GTC Guide is a plate similar to a cuboid, whose section is a parallelogram with two sides bowing inward. It is installed between two rotors and through the center of grinding chamber, which separates the whole chamber into chamber A and B.
It blocks the whole chamber’s center space; chamber A and B could communicate through the tunnel at the top and bottom of GTC guide. So the GTC Guide can guide as well as divert.
Guide: GTC Guide guides material into neighbouring chamber’s hammer impacting area at a suitable angle, making moving direction of the fluidized-bed of material in the opposite direction to that of the hammer.
Divert: GTC Guide avoids low efficiency collision between two fluidized-bed of material in two chambers, and ensures high probability of frontal collision between fluidizedbed of material and hammers.

GTC Technology enlarges impacting capacity
Fluidized-bed of material collides with hammers of neighbouring chamber in opposite direction; at a speed around 70 percent of hammer tip speed. Enlarging GTC hammer mills’ impacting capacity 31 times those of single rotor hammer mills.
It could dash materials into shatters once even eccentric collision. Hammer milling capacity and efficiency highly improved, temperature rise of ground material obviously lowered.

GTC Technology improves the efficiency of screening capacity
As mentioned before, the density distribution of fluidized-bed of material is that the near the inner screen surface the greater the density, so the fluidized-bed of material is loose near the inside and tighter on the outside.
Consequently, reducing the density of material on the inner screen surface can largely improve the screening capacity of hammer mills.
The GTC hammer mill has double grinding chambers and a GTC Guide.

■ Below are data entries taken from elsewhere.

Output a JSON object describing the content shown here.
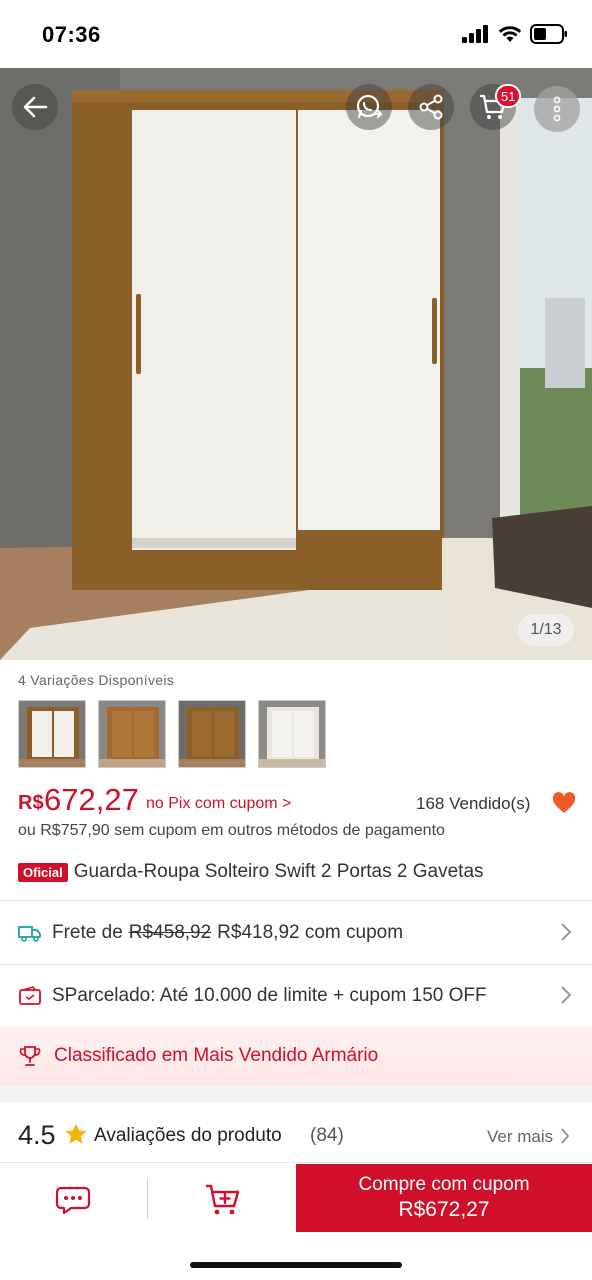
{
  "status_bar": {
    "time": "07:36"
  },
  "gallery": {
    "counter": "1/13",
    "cart_badge": "51",
    "icons": [
      "back-arrow-icon",
      "whatsapp-share-icon",
      "share-icon",
      "cart-icon",
      "more-vertical-icon"
    ]
  },
  "variations": {
    "label": "4 Variações Disponíveis",
    "count": 4
  },
  "price": {
    "currency": "R$",
    "value": "672,27",
    "pix_text": "no Pix com cupom >",
    "sold": "168 Vendido(s)",
    "alt_text": "ou R$757,90 sem cupom em outros métodos de pagamento"
  },
  "product": {
    "badge": "Oficial",
    "title": "Guarda-Roupa Solteiro Swift 2 Portas 2 Gavetas"
  },
  "shipping": {
    "label": "Frete de",
    "old_price": "R$458,92",
    "new_price": "R$418,92 com cupom"
  },
  "installments": {
    "text": "SParcelado: Até 10.000 de limite + cupom 150 OFF"
  },
  "ranking": {
    "text": "Classificado em Mais Vendido Armário"
  },
  "reviews": {
    "rating": "4.5",
    "label": "Avaliações do produto",
    "count": "(84)",
    "more": "Ver mais"
  },
  "bottom_bar": {
    "buy_label": "Compre com cupom",
    "buy_price": "R$672,27"
  },
  "colors": {
    "accent": "#d0102a",
    "heart": "#ee5a2a",
    "star": "#f5b400"
  }
}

Its unique frame structure keeps agitating the fluidized-bed of materials, guiding it into neighbouring chamber and colliding it with the hammers. Continually disrupted, the trend of the fluidized-bed forms an inner loose layer and an outer tight layer in terms of density distribution. Thus, it reduces the density of material layer against the screen surface, greatly increases the screening capacity.
Meanwhile, the unique double chamber frame structure enlarges by 20 percent the effective screen area at the bottom, which also contributes much to reduction in the density of material layer against the screen surface, thereby improving the efficiency of the screening capacity.